Em um banco no distrito comercial de Abdijã, um guarda de segurança oferece desinfetante de mãos aos clientes que utilizam o caixa automático. “É para sua saúde”, explica. Em frente a esse banco, os vendedores ambulantes que ajudam os motoristas a estacionarem seus carros se negam a dar a mãos.
No povoado de Pekanhouebli, oeste do país e perto da fronteira com a Libéria, não há eletricidade nem acesso à internet. Mas esta localidade, com forte apoio popular para a oposição, criou um comitê civil para mobilizar as comunidade contra o ebola.

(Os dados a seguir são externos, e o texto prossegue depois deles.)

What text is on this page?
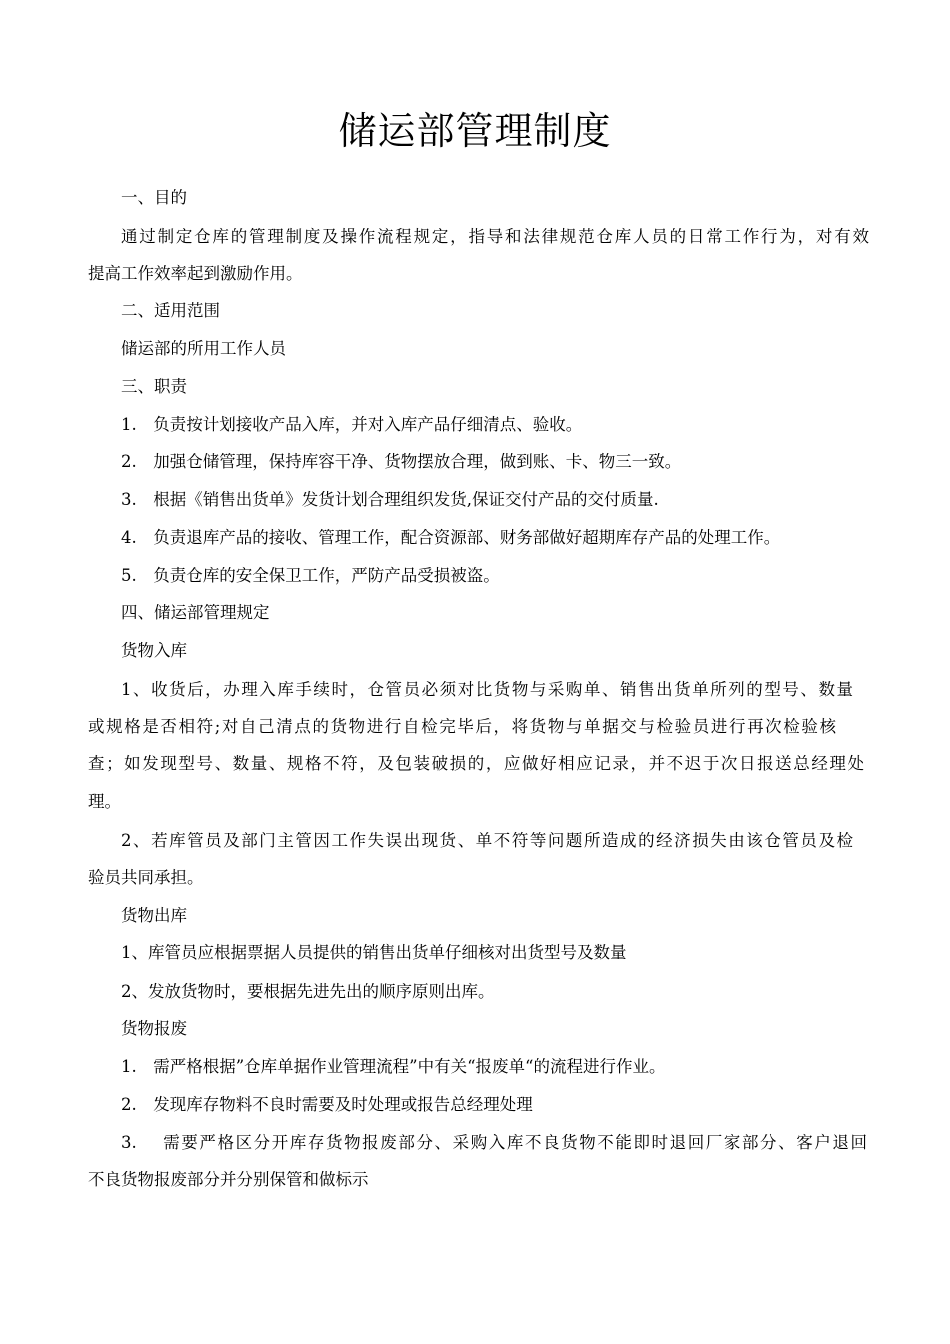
储运部管理制度

一、目的

通过制定仓库的管理制度及操作流程规定，指导和法律规范仓库人员的日常工作行为，对有效

提高工作效率起到激励作用。

二、适用范围

储运部的所用工作人员

三、职责

1.　负责按计划接收产品入库，并对入库产品仔细清点、验收。

2.　加强仓储管理，保持库容干净、货物摆放合理，做到账、卡、物三一致。

3.　根据《销售出货单》发货计划合理组织发货,保证交付产品的交付质量.

4.　负责退库产品的接收、管理工作，配合资源部、财务部做好超期库存产品的处理工作。

5.　负责仓库的安全保卫工作，严防产品受损被盗。

四、储运部管理规定

货物入库

1、收货后，办理入库手续时，仓管员必须对比货物与采购单、销售出货单所列的型号、数量

或规格是否相符;对自己清点的货物进行自检完毕后，将货物与单据交与检验员进行再次检验核

查；如发现型号、数量、规格不符，及包装破损的，应做好相应记录，并不迟于次日报送总经理处

理。

2、若库管员及部门主管因工作失误出现货、单不符等问题所造成的经济损失由该仓管员及检

验员共同承担。

货物出库

1、库管员应根据票据人员提供的销售出货单仔细核对出货型号及数量

2、发放货物时，要根据先进先出的顺序原则出库。

货物报废

1.　需严格根据”仓库单据作业管理流程”中有关“报废单“的流程进行作业。

2.　发现库存物料不良时需要及时处理或报告总经理处理

3.　 需要严格区分开库存货物报废部分、采购入库不良货物不能即时退回厂家部分、客户退回

不良货物报废部分并分别保管和做标示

“Não acreditávamos que o ebola fosse verdadeiro. Pensávamos que fosse uma doença do homem branco nas cidades, quando as autoridades vieram falar com a gente”, contou à IPS Serge Tian. “Mas, quando ouvimos no rádio, nos demos conta de que era verdade. E começamos a ouvir a enfermeira que visitava o povoado”, acrescentou.
Tian não dá a mão ao repórter da IPS quando deixa o povoado. Agora entende um pouco mais sobre como a doença se espalha e sabe o motivo de precisar cumprir as medidas restritivas.
Prevenção do ebola
As mensagens de saúde pública que educam a população africana sobre a redução do risco de contrair a doença devem estar centrados em:
– redução de risco de transmissão por animais silvestres a humanos pelo contato com morcegos ou macacos infectados e pelo consumo de sua carne crua,
– lidar com os animais com luvas e roupa protetora adequada, e os produtos de origem animal, como sangue e carne, devem estar bem cozidos para serem consumidos,
– redução do risco de transmissão entre humanos que surge do contato direto ou próximo com os pacientes infectados, sobretudo com seus fluidos corporais,
– evitar o contato físico próximo com os pacientes de ebola,
– usar luvas e equipamento de proteção pessoal adequado para cuidar dos doentes em casa.
As comunidades afetadas devem informar à população sobre a natureza da enfermidade e as medidas de contenção, incluindo o sepultamento dos mortos. As pessoas que morrem de ebola devem ser enterradas rapidamente e com medidas de segurança.